In 2013 Google released Google Glass and the internet responded with a wide array of memes and critics insulting the product for its ridiculous appearance, gimmicky features and creepy camera. Smartglasses in the public consciousness became a useless nerd product.

Smartglasses are essentially wearable computer glasses that superimposes digital information on top of what the wearer is looking at. In other words, augmented reality (AR) glasses.

Fast forward to today, and nearly every major tech company (like Facebook, Samsung, Apple, and even Google) is developing their own brand of smartglasses. Tim Cook, the CEO of Apple, is a huge fan of augmented reality technology. He said in an interview with iJustine (9:23), “I think AR is one of these very few profound technologies that we will look back on one day and, ‘How did we live our lives without it?’

What changed?

You could look at the Gartner hype cycle which represents how adaption for emerging technologies plays out over time (evidence of the industry suggests we’re currently in the slope of enlightenment):

Gartner hype chart

And we can also look at the MAYA principle. “Most Advanced, Yet Acceptable”. This is when new products provide users with enough familiarity with old technology so current consumers can adjust to the new technology. One example is the first interfaces of the iPhone. Users were still used to physical buttons, so early digital interfaces for smartphones added shadows to the digital buttons (skeuomorphic UI). Years later, flat UI took over as people became used to touchscreens.

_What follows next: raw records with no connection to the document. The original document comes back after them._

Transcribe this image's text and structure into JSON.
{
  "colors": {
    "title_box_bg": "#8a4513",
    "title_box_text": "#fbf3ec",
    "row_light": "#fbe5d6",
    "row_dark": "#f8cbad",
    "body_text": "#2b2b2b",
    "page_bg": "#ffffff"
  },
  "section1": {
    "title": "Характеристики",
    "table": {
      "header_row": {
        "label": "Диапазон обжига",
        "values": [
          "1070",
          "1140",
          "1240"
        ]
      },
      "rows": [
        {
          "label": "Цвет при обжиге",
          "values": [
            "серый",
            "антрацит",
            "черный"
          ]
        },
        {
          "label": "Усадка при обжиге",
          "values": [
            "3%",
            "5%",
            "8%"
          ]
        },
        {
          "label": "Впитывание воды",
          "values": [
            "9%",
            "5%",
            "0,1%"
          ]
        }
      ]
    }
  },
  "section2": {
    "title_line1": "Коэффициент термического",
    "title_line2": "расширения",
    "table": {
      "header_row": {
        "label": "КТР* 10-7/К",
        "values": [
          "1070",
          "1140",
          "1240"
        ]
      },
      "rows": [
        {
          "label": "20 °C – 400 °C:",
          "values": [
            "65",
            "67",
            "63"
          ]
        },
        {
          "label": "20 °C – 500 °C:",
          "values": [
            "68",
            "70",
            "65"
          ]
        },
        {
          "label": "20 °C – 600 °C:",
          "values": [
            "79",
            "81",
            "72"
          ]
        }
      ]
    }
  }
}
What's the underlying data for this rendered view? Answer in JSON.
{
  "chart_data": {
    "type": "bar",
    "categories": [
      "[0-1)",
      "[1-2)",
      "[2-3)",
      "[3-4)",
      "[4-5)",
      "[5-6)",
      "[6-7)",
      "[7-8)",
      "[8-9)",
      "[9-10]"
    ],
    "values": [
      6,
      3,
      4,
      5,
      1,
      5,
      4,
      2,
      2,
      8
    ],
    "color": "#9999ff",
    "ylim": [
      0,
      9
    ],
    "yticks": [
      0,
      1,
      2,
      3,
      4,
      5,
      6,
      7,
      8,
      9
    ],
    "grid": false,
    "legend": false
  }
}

Smartglasses’ primary benefit over smartphones is their ability to link your real world to the information you want to know online. Currently, if you’re wandering a neighborhood, you have to turn to the little rectangle in your hands to find out what’s around you. With smartglasses, you can be outside and the Yelp app on your glasses will have Yelp reviews appear in the air beside the restaurants you pass by. Or you open your fridge and items spoiling soon are highlighted in red.

But that’s just one use case of AR. There’s also “try before you buy” which companies like Amazon are already using. With AR, you can see what furniture looks like in your home before you buy it. Or how food looks like at a table before you order it.

There’s also the world of virtual tours and travel guides. Smartglasses will help you navigate a country by having digital arrows point you to tourist attractions as well as automatically translating text you come across on buildings and signs.

The list goes on and on and more use cases are being thought up as the industry develops. Smartglasses would hold all the benefits of a smartphone, but with less friction between your real life situation and the info you’re trying to obtain.